Fleming noted that churn from legacy platforms was expected and has largely normalized. He also highlighted the company’s revised go-to-market strategy, now aimed at mid-market and enterprise segments through a white-label and platform bundling approach.
CFO Gary Stone reiterated Altigen’s focus on disciplined execution, cost control and operational efficiency, which has helped sustain profitability despite the decline in revenues.
Factors Influencing Results
The year-over-year revenue decline was driven mainly by churn associated with the company’s platform transition. Many customers departed as Altigen migrated away from legacy systems, although management believes this headwind has now largely played out.
Gross margins remained strong above 60%, a testament to the company’s high-value software and service mix. Operating efficiency also improved, as demonstrated by the 9% reduction in operating expenses, reflecting cost containment amid the transition.
Altigen’s investment in internally developed AI platforms is expected to boost revenue going forward. Specifically, the company is nearing the release of two AI-powered solutions: a 24/7 customer self-service engine and a customer engagement analytics platform, both designed to enhance retention and average deal size.
Guidance and Outlook
Management expressed confidence in accelerating revenue growth during the second half of fiscal 2026. The optimism stems from the expected launch of new AI products, a growing installed customer base, and a sales shift toward managed service providers (MSPs) who serve small to mid-sized business clients.

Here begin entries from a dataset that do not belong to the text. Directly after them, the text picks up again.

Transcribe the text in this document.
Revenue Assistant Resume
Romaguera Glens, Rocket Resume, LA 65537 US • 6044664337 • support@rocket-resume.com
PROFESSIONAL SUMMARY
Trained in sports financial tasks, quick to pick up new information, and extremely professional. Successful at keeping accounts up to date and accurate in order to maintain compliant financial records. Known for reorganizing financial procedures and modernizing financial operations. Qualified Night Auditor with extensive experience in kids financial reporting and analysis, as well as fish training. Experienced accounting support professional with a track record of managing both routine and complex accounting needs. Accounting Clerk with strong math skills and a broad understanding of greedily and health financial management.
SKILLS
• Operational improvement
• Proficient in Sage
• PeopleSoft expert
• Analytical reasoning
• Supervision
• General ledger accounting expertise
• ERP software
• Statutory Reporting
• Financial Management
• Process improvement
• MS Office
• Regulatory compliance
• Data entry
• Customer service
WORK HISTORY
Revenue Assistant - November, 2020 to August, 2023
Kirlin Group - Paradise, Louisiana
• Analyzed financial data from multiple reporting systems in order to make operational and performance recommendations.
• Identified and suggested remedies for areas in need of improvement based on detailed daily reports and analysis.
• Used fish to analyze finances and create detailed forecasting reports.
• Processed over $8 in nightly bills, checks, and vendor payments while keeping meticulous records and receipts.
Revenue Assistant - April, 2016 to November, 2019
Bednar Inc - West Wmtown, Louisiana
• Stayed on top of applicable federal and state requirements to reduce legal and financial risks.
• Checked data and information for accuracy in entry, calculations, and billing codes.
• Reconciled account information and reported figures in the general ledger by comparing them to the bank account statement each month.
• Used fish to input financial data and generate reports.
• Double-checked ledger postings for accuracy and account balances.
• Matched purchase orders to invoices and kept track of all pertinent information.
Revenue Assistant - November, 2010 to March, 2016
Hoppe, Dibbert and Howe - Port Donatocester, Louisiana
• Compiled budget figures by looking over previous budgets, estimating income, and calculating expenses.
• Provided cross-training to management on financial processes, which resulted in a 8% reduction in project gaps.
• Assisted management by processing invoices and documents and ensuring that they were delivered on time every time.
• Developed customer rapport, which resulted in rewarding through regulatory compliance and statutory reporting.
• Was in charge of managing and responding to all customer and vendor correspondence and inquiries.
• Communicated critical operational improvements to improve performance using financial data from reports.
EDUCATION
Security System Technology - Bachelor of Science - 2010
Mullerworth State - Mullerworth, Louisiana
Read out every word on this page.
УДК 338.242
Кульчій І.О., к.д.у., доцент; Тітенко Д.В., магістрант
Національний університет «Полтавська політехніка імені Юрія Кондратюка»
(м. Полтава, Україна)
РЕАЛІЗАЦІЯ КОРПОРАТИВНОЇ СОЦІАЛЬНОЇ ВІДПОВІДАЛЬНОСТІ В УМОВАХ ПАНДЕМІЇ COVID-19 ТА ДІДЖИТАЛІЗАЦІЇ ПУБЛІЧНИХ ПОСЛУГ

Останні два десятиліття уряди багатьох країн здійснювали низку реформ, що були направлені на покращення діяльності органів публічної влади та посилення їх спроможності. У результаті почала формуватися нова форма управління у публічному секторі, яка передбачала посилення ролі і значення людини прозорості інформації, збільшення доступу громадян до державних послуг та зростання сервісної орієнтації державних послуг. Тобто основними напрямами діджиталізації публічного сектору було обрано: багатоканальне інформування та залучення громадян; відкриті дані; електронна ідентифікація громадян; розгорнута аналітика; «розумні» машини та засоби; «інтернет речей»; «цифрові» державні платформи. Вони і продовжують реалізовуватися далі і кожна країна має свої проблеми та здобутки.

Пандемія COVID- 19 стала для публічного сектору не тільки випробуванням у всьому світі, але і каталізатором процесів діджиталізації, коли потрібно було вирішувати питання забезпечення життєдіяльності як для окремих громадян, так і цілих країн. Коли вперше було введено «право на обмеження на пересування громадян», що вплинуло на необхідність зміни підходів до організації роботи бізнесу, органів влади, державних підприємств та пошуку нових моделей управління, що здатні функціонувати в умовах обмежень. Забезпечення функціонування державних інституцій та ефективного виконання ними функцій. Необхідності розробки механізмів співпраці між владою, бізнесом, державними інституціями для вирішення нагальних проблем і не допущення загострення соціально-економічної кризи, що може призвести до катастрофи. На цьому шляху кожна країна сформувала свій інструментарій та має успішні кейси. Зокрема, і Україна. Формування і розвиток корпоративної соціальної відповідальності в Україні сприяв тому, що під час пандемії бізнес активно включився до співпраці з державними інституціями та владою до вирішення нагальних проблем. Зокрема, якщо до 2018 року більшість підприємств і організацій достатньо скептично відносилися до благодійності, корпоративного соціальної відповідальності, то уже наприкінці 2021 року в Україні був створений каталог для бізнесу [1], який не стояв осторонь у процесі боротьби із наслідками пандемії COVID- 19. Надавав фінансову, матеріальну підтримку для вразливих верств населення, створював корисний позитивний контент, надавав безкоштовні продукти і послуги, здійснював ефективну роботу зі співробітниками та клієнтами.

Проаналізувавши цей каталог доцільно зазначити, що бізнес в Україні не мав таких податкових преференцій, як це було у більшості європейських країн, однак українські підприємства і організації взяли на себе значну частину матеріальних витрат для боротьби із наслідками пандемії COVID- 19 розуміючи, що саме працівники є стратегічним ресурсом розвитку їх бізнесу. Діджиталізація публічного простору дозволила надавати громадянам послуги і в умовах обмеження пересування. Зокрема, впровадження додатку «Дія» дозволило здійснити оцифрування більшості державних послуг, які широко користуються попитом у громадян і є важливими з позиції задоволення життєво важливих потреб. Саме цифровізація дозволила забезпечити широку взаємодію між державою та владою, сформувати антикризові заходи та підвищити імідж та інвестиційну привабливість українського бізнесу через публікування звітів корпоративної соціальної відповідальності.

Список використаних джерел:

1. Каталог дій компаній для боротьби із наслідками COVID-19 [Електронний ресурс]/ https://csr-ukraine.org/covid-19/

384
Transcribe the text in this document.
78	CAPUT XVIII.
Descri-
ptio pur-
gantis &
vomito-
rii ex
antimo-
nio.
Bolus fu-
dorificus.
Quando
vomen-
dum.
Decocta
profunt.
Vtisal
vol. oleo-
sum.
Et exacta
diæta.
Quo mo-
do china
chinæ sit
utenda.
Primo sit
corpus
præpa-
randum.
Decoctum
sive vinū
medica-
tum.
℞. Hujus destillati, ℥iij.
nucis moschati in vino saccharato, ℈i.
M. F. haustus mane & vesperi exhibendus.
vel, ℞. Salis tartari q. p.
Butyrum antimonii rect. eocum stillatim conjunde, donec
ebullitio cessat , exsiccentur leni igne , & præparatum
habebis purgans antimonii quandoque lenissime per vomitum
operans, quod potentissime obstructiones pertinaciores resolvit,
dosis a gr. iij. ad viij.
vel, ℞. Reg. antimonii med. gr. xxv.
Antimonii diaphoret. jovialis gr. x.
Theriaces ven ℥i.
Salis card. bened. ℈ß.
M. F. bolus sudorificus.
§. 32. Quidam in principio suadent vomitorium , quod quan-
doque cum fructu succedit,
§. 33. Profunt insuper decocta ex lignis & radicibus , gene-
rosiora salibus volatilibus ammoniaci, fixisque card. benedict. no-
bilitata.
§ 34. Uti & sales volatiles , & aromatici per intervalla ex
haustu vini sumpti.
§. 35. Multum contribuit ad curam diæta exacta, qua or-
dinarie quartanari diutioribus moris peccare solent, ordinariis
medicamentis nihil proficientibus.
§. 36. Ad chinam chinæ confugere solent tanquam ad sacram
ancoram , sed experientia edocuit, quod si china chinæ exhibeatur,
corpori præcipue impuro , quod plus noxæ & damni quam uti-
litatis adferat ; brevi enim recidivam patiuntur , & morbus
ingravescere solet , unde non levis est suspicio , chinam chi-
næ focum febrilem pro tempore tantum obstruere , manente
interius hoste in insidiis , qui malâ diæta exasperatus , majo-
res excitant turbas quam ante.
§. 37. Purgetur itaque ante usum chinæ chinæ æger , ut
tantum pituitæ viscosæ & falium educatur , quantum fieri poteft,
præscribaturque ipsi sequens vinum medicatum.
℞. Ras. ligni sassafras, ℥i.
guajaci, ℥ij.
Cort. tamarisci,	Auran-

Joe Hamblin, president & COO, noted that the company is now offering tailored support to MSPs and has initiated a new partner program to encourage expansion into global markets.
Other Developments
The company pursued capital investments in software development, with $0.3 million capitalized during the quarter, up from $0.2 million a year earlier. This reflects Altigen’s strategy of building out its proprietary technology stack to support its AI-driven solutions.